So, your long awaited tyres have finally turned up from distant shores and whilst described NOS and there is no denying that they are NOS, there is definitely an emphasis on the OS and i’m not thinking old stock either............ Still, all may not be lost? Crack open a bevvy, wait till the misses has gone out, raid the cupboard under the sink and give it some......
(It is essential to understand that this process will not be successful unless you use every bathroom in the house at least once, empty the hot water tank on bath night for the kids, ruin two scrubbing brushes, one green sponge, two paint brushes, one of the kids blankets and then make the discovery that Autoglym rubber care turns any flat surface into an ice rink........ this includes her precious stone craft shower tray)
Step one: As they came........ Don’t put them through the dish washer, the salt combined with the high heat will dry them out even more.
Step 2: Fill bath with hot water straight from the tank and leave to soften for 30 minutes.
Step 3: Remove from hot water and mount on any old wheel you have knocking around (see my other threads on how to collect an assortment of hubless black tuff 2s.....) Whilst they are still warm and soft inflate to around 15 psi or just enough for them to take the correct shape. Remember, now they are full of air they will float........ I didn’t and had to do this again hence the bin full of water balanced on top to hold them down.
Step 4: Again, while still warm fully inflate (I wouldn’t recommend going for 80psi...... just enough for them to take the correct shape fully – not an issue for me as I have no intention of riding them.) Transfer to a bathroom of your choice for the next stage. I recommend one that is predominantly white and has recently been cleaned.
Step 5: Take Fairy liquid, any shower gel, shampoo etc that you can find and scrub the buggery out of them.
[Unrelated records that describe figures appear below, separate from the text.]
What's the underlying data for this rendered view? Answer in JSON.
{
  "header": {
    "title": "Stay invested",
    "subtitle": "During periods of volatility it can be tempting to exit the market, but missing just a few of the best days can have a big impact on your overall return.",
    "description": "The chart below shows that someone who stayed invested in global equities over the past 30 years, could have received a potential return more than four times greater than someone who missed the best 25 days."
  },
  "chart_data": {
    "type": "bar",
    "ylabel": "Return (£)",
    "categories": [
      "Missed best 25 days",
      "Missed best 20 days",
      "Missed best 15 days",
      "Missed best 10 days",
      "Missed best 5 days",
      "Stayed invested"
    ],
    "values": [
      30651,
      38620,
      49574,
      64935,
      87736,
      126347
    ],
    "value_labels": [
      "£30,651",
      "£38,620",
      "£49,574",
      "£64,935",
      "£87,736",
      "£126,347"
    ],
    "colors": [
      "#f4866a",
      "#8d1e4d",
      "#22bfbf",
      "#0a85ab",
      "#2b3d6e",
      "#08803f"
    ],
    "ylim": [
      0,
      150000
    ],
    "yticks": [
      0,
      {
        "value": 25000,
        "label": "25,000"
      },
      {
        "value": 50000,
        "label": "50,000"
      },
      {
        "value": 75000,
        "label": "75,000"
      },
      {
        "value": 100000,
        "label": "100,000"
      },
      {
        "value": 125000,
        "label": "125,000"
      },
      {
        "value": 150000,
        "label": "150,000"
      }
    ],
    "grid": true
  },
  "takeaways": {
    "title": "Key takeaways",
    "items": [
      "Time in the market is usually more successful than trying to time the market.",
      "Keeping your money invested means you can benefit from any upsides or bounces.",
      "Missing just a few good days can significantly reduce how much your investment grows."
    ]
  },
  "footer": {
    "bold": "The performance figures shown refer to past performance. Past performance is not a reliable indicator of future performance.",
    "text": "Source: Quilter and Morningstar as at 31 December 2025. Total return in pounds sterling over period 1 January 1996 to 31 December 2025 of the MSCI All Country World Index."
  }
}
Don’t fanny about – they can stand it, they’re tyres for gods sake.
Shortly after completing this you will be reliably informed that that nice smelling purple shower gel was “£18.00.” Respond to this by launching into a Monty Pythonesque tirade about how you were so poor when you were growing up you had to use washing up liquid instead of shampoo and it serves her bloody right for spending £18.00 on shower gel anyway. (later she will point out that you bought it as part of a gift set – retire to garage briefly to regroup.)
Stage 6: Admire your handy work so far. Put bathmats that are now covered in black soapy crap in the bottom of the washing basket and cover well with your white work shirts. Bask in your own glory so much that you manage to completely overlook the state of the grout in the new shower. Promise wife a new ensuite next year.
Stage 7: Optional this bit, but does help to keep them soft IMO. Cover tyres with Autoglym rubber care, or similar. Do not do this on white Panaracers as the Autoglym has a cream colour to it which you will then have to scrub off....... If you do go on to mount tyres on a rider for pity sake give them a bloody good clean first as they will be slippy.
Stage 8: Leave over night for Autoglym stuff to soak well in. If your tyres are slicks you can just buff off the excess Autoglym and you should get a matt finish, rather than a just from the Lithuanian carwash on the corner shine. If treaded like comp 3 or similar just give them a light wash off with soapy water and a big paint brush to get into the treads and its usually enough to tone things down a touch.....
Stage 9: Place in misses pride and joy spa bath thingy that never even gets bloody used and take comparison shots for RAD.
Stand back, admire your handywork, then realise that unless you have plans on a vintage unicycle build you have to now do it all again.